Actually this question is from physics (projectile motion) but i believe its related more to maths here equation of parabola
$$y=ax-5x^2-5(ax)^2$$
And that of circle
$$x^2+y^2=(a/5(1+a^2))^2$$ where $a=\tan \theta$ link to original question
https://physics.stackexchange.com/q/562407
Now they touch each other also they share a common root now we have to find the values of a
Now this seems nonsense but if we add slider on graph to a then they seem to meet the required condition at $theta$ approximately equal to $73^\circ$ also no boundattion for initial velocity so ignore the $40 \space m/s$ velocity in graph we can take it $1\ m/s$ also
$\theta$" />
But how do we prove that when $\theta=(\approx)73^\circ$ the circle and parabola meet the required condition of touching each other and having a common root as shown in graph please help me
Let $r = \dfrac{a}{5(a^2+1)}$ be the radius of the circle (the way you wrote it is a bit ambiguous, but this is what you need for the parabola and circle to intersect at $x=r, y=0$).

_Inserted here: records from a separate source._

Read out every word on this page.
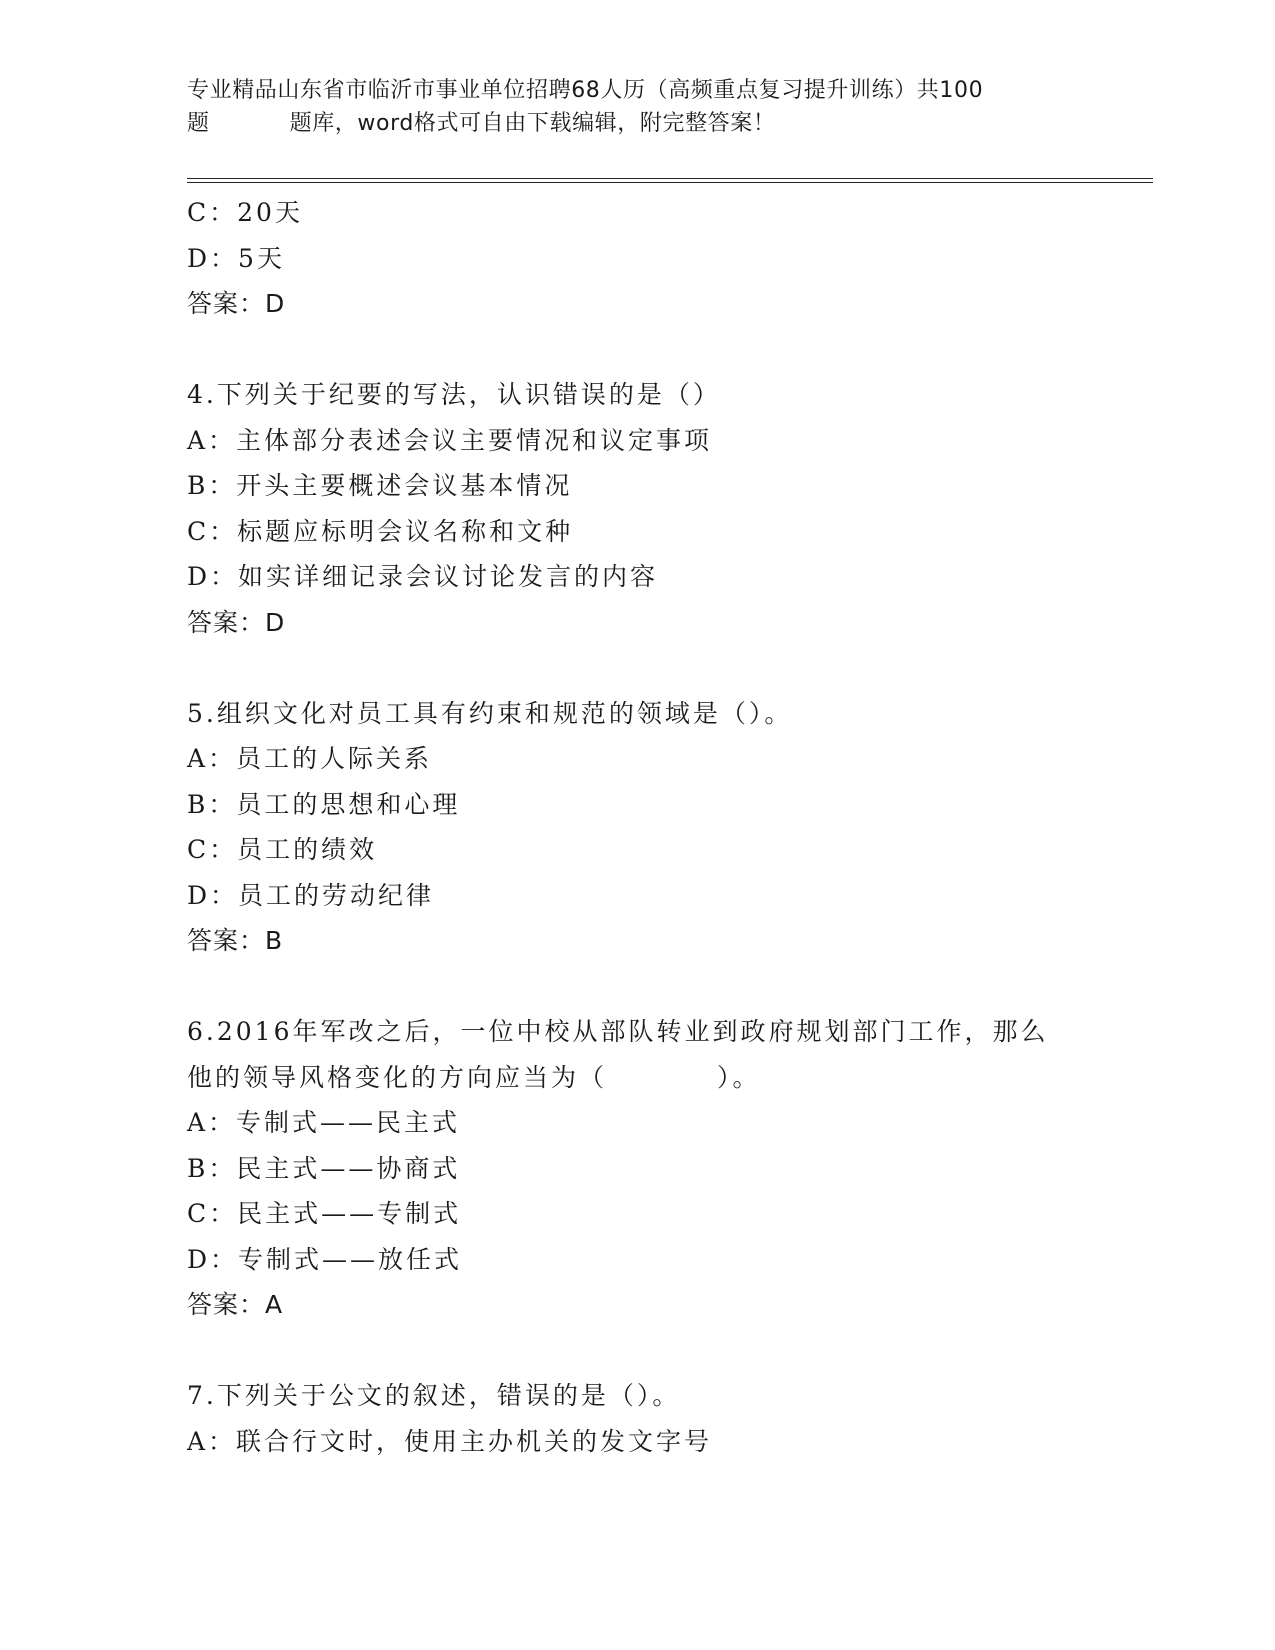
专业精品山东省市临沂市事业单位招聘68人历（高频重点复习提升训练）共100
题	题库，word格式可自由下载编辑，附完整答案！
C：20天
D：5天
答案：D
4.下列关于纪要的写法，认识错误的是（）
A：主体部分表述会议主要情况和议定事项
B：开头主要概述会议基本情况
C：标题应标明会议名称和文种
D：如实详细记录会议讨论发言的内容
答案：D
5.组织文化对员工具有约束和规范的领域是（）。
A：员工的人际关系
B：员工的思想和心理
C：员工的绩效
D：员工的劳动纪律
答案：B
6.2016年军改之后，一位中校从部队转业到政府规划部门工作，那么
他的领导风格变化的方向应当为（	）。
A：专制式——民主式
B：民主式——协商式
C：民主式——专制式
D：专制式——放任式
答案：A
7.下列关于公文的叙述，错误的是（）。
A：联合行文时，使用主办机关的发文字号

The resultant of $x^2 + y^2 - r^2$ and $y - (a x - 5 (1+a^2) x^2)$ with respect to $y$ is $${\frac { \left( \left( 5\,{a}^{2}+5 \right) x-a \right) \left( \left( 125\,{a}^{6}+375\,{a}^{4}+375\,{a}^{2}+125 \right) {x} ^{3}+ \left( -25\,{a}^{5}-50\,{a}^{3}-25\,a \right) {x}^{2}+ \left( 5 \,{a}^{2}+5 \right) x+a \right) }{ 25 \left( {a}^{2}+1 \right) ^{2}}} $$ This must be $0$ where the two curves intersect. The first factor in the numerator is $0$ at $x = r$, so the other factor in the numerator gives the other intersection. Now for the curves to be tangent at that point, we want this to have discriminant $0$ with respect to $x$. That discriminant turns out to be $$ (62500 (a^4-11 a^2-1)) (a^2+1)^6$$ so the value of $a$ must be the (positive real) root of $a^4 - 11 a^2 - 1$, which is $$ \sqrt{(11 + 5 \sqrt{5})/2} \approx 3.330190676 $$ This is $\arctan(\theta)$ where $\theta \approx 1.279079822$ radians or $73.28587546$ degrees.